“Saturday’s arrests and overnight jailings are already lighting a fire,” said Mike Tidwell, director of the Chesapeake Climate Action Network, who was arrested Saturday. “More people are now inspired, determined, and committed to join. On Monday alone over 20 DC-area doctors, lawyers and students will be going to jail to chant, sing, and stop the pipeline. They’ll be joining Nebraska ranchers and others nationwide. Word is spreading.”
McKibben sent a message from jail saying, “The only thing we need is more company. We don’t need your sympathy, we need your company.”

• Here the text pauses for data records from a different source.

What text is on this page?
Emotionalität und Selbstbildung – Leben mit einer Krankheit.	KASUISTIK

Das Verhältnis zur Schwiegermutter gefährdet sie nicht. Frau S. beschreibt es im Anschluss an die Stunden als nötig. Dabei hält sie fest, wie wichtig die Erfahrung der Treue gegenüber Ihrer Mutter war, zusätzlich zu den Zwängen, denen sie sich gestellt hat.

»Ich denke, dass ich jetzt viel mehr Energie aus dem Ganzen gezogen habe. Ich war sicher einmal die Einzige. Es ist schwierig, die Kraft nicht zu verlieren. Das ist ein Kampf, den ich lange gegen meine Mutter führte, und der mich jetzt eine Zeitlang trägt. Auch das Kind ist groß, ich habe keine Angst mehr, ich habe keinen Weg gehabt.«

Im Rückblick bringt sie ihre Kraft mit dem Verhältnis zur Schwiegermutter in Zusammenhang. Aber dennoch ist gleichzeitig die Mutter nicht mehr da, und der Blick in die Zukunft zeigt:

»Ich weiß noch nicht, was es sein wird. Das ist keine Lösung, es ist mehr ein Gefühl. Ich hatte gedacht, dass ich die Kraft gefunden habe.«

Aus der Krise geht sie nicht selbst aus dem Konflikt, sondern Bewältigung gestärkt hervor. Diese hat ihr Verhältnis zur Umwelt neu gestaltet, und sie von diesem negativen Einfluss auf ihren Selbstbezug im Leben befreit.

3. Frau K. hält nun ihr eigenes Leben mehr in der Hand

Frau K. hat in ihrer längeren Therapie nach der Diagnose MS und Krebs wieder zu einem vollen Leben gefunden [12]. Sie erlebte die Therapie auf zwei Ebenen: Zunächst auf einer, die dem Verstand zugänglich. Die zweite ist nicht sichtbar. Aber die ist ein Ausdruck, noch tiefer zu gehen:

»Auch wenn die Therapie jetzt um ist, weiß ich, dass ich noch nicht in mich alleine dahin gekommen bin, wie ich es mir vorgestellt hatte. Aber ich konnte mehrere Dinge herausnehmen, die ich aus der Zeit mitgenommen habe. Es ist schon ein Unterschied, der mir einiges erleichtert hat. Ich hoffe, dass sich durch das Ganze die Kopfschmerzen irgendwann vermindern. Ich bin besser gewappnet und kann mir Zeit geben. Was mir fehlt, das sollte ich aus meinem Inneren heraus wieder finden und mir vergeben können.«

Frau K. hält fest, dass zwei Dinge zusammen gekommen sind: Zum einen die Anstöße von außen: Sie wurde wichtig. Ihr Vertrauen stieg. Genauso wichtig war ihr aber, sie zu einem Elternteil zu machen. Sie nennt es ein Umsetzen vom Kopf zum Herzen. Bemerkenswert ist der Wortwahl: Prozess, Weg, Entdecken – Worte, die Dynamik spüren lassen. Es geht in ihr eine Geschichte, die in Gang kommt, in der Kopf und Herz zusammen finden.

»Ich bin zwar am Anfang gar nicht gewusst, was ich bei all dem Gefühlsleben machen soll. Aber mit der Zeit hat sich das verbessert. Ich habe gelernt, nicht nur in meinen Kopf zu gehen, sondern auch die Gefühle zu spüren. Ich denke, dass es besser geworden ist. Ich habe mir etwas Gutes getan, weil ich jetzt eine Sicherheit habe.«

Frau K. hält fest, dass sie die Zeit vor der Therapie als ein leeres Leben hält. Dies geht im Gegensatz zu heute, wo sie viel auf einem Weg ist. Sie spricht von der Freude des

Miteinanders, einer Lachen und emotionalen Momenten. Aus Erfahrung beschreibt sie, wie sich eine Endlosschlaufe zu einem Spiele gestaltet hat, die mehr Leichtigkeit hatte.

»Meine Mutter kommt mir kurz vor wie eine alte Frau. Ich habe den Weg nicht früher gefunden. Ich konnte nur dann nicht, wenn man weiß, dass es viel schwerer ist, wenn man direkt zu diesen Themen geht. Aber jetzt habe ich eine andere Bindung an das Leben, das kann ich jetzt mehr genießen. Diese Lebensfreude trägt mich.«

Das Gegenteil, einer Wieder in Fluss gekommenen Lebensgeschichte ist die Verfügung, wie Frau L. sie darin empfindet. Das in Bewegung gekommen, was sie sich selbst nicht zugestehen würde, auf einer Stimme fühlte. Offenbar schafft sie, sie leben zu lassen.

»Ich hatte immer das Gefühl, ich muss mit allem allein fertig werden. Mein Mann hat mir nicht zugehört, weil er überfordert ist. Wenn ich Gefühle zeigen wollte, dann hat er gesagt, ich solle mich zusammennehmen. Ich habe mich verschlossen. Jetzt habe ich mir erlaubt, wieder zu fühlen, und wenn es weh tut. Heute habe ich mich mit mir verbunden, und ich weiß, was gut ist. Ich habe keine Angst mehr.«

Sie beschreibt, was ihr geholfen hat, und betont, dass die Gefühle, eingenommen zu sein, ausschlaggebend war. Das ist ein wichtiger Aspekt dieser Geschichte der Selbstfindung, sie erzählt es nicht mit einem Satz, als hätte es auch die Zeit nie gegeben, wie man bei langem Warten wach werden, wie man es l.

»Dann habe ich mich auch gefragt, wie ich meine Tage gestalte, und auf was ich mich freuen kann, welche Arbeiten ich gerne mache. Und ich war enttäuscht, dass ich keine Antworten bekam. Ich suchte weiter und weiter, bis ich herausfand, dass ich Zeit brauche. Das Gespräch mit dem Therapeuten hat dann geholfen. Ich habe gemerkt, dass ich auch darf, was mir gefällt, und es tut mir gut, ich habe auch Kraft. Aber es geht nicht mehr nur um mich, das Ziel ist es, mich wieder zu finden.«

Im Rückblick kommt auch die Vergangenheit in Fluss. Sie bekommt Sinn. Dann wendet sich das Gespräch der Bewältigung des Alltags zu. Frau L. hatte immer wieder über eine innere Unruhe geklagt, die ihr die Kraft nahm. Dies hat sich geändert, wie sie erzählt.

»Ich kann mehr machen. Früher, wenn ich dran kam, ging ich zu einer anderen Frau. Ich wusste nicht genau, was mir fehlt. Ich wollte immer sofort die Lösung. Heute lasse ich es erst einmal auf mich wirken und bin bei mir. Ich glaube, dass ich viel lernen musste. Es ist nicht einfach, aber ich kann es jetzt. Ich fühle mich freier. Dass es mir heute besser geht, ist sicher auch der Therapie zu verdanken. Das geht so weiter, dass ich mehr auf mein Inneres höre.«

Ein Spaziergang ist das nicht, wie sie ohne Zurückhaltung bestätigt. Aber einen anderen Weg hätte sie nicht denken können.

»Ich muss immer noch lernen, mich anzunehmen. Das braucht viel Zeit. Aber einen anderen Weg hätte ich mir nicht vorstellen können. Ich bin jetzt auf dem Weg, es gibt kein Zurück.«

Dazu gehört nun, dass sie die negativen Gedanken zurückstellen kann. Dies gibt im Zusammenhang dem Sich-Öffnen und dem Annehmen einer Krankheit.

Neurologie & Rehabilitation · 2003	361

He got his wish this morning as another 45 people were taken away by DC Park Police. Another 50-100 people will be taking part in a civil disobedience training this evening at a DC church in preparation for Monday’s sit-ins. Amongst those preparing for arrest are a group of Nebraska farmers and a ranchers who have been working to resist the proposed pipeline back in their home state.
“Nebraskans are counting on President Obama to do the right thing,” said Jane Kleeb, Director of Bold Nebraska, who will be risking arrest on Monday. “Back home we are fighting to protect our land and water. We decided to bring that fight to the President’s doorstep because our families’ legacies, those that homesteaded the very land now threatened by a foreign oil company, are too important for us sit on the sidelines. We are acting on our values and expect our President to act as well.”
Both joy and resolve are in good supply here in Washington, DC, along with an unbending determination to continue the Tar Sands sit-in over the days to come.